The AWS S3 cost calculator may well get more use than any of Amazon’s other pricing tools. In fact, it may well get more use than any other pricing tool out there.  If you’re going to use it, you need to know how to use it properly.  With that in mind, here is a quick walkthrough of Amazon’s S3 cost calculator.

The basics of Amazon S3 pricing

There are three factors which determine how much you pay for your Amazon S3 usage.  These are: storage, data transfer and number of requests.


This is pretty straightforward.  You pay per gigabyte of objects stored in your S3 buckets.

Data transfers

More specifically, outbound data transfers to the internet or to other Amazon regions, intraregional traffic is free.

Web requests

On the one hand, the cost for the various requests (PUT, COPY, POST, LIST and GET) is minimal (currently around $0.005 per 1,000 requests).  This means that even though cost optimization is hugely important to making the cloud work for you, this is one time when you could probably, quite justifiably, say “don’t sweat the small stuff” (or at least not as a priority).

On the other hand, GET requests generally involve outbound data transfers for which there is a charge, which means that it might be helpful to look at them specifically and see what you can do to minimize them.

A walkthrough of the AWS S3 cost calculator

Now that we’ve established the basics of the AWS S3 cost calculator, let’s have a look at how it works in practice.
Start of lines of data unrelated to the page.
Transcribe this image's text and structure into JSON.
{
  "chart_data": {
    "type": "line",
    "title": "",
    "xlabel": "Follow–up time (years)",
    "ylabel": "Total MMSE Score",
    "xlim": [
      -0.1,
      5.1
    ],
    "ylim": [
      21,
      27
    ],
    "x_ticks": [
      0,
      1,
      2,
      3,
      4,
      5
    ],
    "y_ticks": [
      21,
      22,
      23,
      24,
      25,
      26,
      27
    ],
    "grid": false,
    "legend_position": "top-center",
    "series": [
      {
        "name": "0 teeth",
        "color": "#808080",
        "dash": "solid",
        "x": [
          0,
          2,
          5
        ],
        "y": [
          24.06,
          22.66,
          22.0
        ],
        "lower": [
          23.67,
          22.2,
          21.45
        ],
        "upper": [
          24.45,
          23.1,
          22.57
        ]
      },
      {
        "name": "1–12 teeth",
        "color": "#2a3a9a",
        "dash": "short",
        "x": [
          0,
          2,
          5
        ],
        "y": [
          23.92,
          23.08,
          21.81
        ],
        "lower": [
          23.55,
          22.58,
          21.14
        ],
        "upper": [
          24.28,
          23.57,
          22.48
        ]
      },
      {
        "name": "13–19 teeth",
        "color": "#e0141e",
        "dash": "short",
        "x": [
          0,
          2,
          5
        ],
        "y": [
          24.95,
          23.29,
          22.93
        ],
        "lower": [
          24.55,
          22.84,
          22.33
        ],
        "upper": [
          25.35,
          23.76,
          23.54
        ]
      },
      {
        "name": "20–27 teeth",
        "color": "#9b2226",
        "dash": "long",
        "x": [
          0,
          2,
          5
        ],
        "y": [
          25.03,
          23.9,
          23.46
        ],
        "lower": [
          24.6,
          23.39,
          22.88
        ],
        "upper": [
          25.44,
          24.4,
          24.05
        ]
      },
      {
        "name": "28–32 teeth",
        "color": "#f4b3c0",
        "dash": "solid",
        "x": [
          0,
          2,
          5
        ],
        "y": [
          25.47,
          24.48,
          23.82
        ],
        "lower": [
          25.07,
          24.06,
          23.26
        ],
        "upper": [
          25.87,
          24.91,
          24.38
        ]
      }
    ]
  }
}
Everything starts with a region

Whole articles could be written on the importance of regions in AWS, but for now, let’s keep it simple.  First of all, you need to be clear on what regions you can use for your storage.  For example, if you’re an ecommerce company handling personal data (e.g. names and addresses), then you may well be restricted as to where they can be stored. 

If you still have a choice of regions, then you can choose one (or more) according to your business priorities.  For example, you may prefer the region with the lowest pricing or the region closest to your customers which should have the lowest latency, depending on your needs and wants.  You can use more than one region if you wish, but then you have to run the calculation for each region.

Standard storage versus reduced redundancy storage

Amazon has a variety of storage classes to suit various use-case scenarios and performance-access requirements.  In theory there are two storage classes for objects which are accessed frequently and/or need to be made available with the maximum possible speed (as in milliseconds).  These are standard storage and reduced redundancy storage, or, as they are currently shown on the AWS S3 cost calculator, storage and reduced redundancy storage.

In theory, standard is the default and reduced redundancy storage, as its name suggests, is intended for data which can be stored with less redundancy than in standard storage, so basically noncritical, reproducible data.  In practice, however, Amazon itself recommends that you do not use reduced redundancy storage because standard storage is more cost-effective, which does rather raise the question of why they bother to have it in the first place.

On point of principle, you should do your level best to calculate your storage needs as accurately as possible as they will make a difference to your monthly bill.  In reality, it probably won’t hurt all that much if you’re a bit out as the storage aspect of S3 is very affordable.


You’ll notice that PUT, COPY, POST and LIST requests are on one line and GET requests are on another line.  We’re not sure if AWS did this to encourage you to think hard about the number of GET requests you will make, but even if they didn’t we would encourage you to do so.  As previously mentioned, it’s really not the cost of the requests themselves, it’s the data-transfer costs they usually generate.

Data transfers

The AWS S3 cost calculator shows three options:

Inter-Region Data Transfer Out

Data Transfer Out

Data Transfer In

The big ones are;

Inter-Region Data Transfer Out

Data Transfer Out

As these are where the costs of AWS S3 can start to add up.  Having said that, everything is relative and even using AWS extensively it’s still a very affordable option.  The key point to note is that it pays (or saves, however you want to look at it), to think about how you use objects and to see if there is any way in which your applications and/or work processes can be improved to minimize the need for chargeable data transfers. 

When considering this question, remember to think about the “human factor” or, to put it more bluntly, the fact that people generally appreciate the reality of costs more when those costs impact them in some way.